A Bass Strait Crossing 2001

Today we had a rather leisurely paddle from Whitemark to Preservation Island. We had all slept extremely well except for those who decided to sleep out in the open. The irony was that Phil was late getting started after telling Ian that we would be going at 7.00am so that Ian would finally be ready to start at the same time as everyone else.

The water was flat calm with so little wind after a short while we took down our sails. It is a good idea to try and arrive or leave Whitemark at high tide as the whole coast along here is very shallow.

Out to the west was Chappel Island, the home of the biggest Tiger snakes in Australia. The sea became mirror smooth as we quietly paddled on to Trousers Point. At one stage we had a kayak race with only hands to brreak the monotony. Everything was something of an anti climax after crossing from Deal to Flinders Island.

We stopped at Trousers Point and had a swim in the crystal clear water. Jamie even practised walking on water. We had many pleasant memories from previous trips of this great camping spot. Matt tried to creep up on Ian who had lagged behind taking video.

Crossing from trousers Point to Cape Barren Island would have taken ages except Matt and Phil decided to slip stream Jamie and I in the double. This was too much of a challenge for us and we eventually broke away from them. Landing just below the new shop on Cape Barren we couldn't see the others, particularly Ian who had been videoing a pod of Dolphins.
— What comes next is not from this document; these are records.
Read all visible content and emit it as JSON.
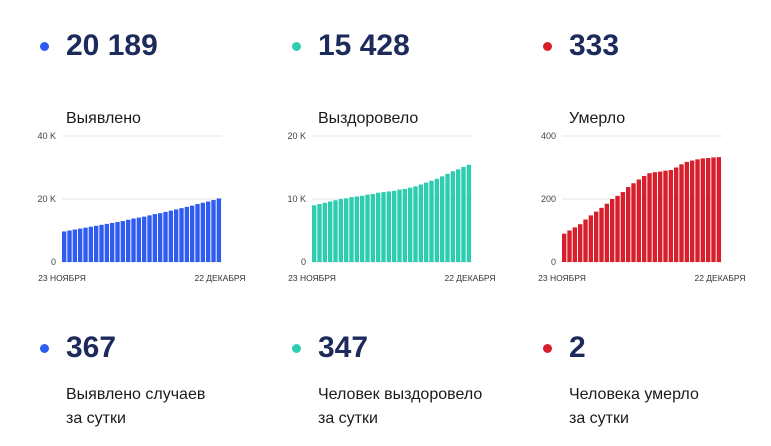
{
  "colors": {
    "blue": "#2f5cf0",
    "teal": "#2ecdb0",
    "red": "#d81e2a",
    "value_text": "#1c2a5c"
  },
  "panels": [
    {
      "total": "20 189",
      "label": "Выявлено",
      "today_value": "367",
      "today_label_1": "Выявлено случаев",
      "today_label_2": "за сутки",
      "color": "#2f5cf0"
    },
    {
      "total": "15 428",
      "label": "Выздоровело",
      "today_value": "347",
      "today_label_1": "Человек выздоровело",
      "today_label_2": "за сутки",
      "color": "#2ecdb0"
    },
    {
      "total": "333",
      "label": "Умерло",
      "today_value": "2",
      "today_label_1": "Человека умерло",
      "today_label_2": "за сутки",
      "color": "#d81e2a"
    }
  ],
  "chart_data": [
    {
      "type": "bar",
      "x_start_label": "23 НОЯБРЯ",
      "x_end_label": "22 ДЕКАБРЯ",
      "ylim": [
        0,
        40000
      ],
      "yticks": [
        0,
        20000,
        40000
      ],
      "ytick_labels": [
        "0",
        "20 K",
        "40 K"
      ],
      "color": "#2f5cf0",
      "values": [
        9700,
        10000,
        10300,
        10600,
        10900,
        11200,
        11500,
        11800,
        12100,
        12400,
        12700,
        13000,
        13400,
        13800,
        14100,
        14400,
        14800,
        15200,
        15500,
        15900,
        16300,
        16700,
        17100,
        17500,
        17900,
        18400,
        18800,
        19200,
        19700,
        20189
      ]
    },
    {
      "type": "bar",
      "x_start_label": "23 НОЯБРЯ",
      "x_end_label": "22 ДЕКАБРЯ",
      "ylim": [
        0,
        20000
      ],
      "yticks": [
        0,
        10000,
        20000
      ],
      "ytick_labels": [
        "0",
        "10 K",
        "20 K"
      ],
      "color": "#2ecdb0",
      "values": [
        9000,
        9200,
        9400,
        9600,
        9800,
        10000,
        10100,
        10300,
        10400,
        10500,
        10700,
        10800,
        11000,
        11100,
        11200,
        11300,
        11500,
        11600,
        11800,
        12000,
        12300,
        12600,
        12900,
        13200,
        13600,
        14000,
        14400,
        14700,
        15100,
        15428
      ]
    },
    {
      "type": "bar",
      "x_start_label": "23 НОЯБРЯ",
      "x_end_label": "22 ДЕКАБРЯ",
      "ylim": [
        0,
        400
      ],
      "yticks": [
        0,
        200,
        400
      ],
      "ytick_labels": [
        "0",
        "200",
        "400"
      ],
      "color": "#d81e2a",
      "values": [
        90,
        100,
        110,
        120,
        135,
        148,
        160,
        172,
        185,
        200,
        210,
        222,
        238,
        250,
        262,
        273,
        282,
        285,
        287,
        290,
        292,
        300,
        310,
        318,
        322,
        326,
        329,
        330,
        332,
        333
      ]
    }
  ]
}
The pies were quickly comsumed as we waited for the others to catch up. Eventually we could just make out some small dots way in the distance. We tried to convince the shop keeper to tell the others that they were out of pies but it didn't work out.The others also stocked up on some carbohydrates from the shop, mainly pies, icecream and coke..

We could hardly believe how calm it was rounding Cape Sir John, last time we were here there were huge breaking waves everywhere, in fact some of the group took their kayaks around the cape by road. The channel between Preservation Island and Cape Barren Island has strong tidal currents and we ferry glided across to the island.

The shack on Preservation Island is also one of well known haunts. It has comfortable bunks, water and a sheltered outlook. We have met the owners a number of times and they don't mind us using the shack when they are away provided everything is left as it was.

Some off us walked over to the signal fire bulit in 1796 by the survivors of the wreck of the Sydney Cove. Their ship had sprung a leak around the south west coast of Tasmania while enroute from India to Sydney. In those days Bass Strait was unkown. The ship lurched its way up the east coast with lascars manning the pumps. Eventually the ship was run aground to stop it from sinking near Preservation Island. The crew and cargo were got ashore. Two longboats set off to get help but only a couple of the crew made it back to Sydney. The rescue journey prompted the futher exploration of the area resulting in the discovery of Bass Strait and the rich sealing grounds around Tasmania.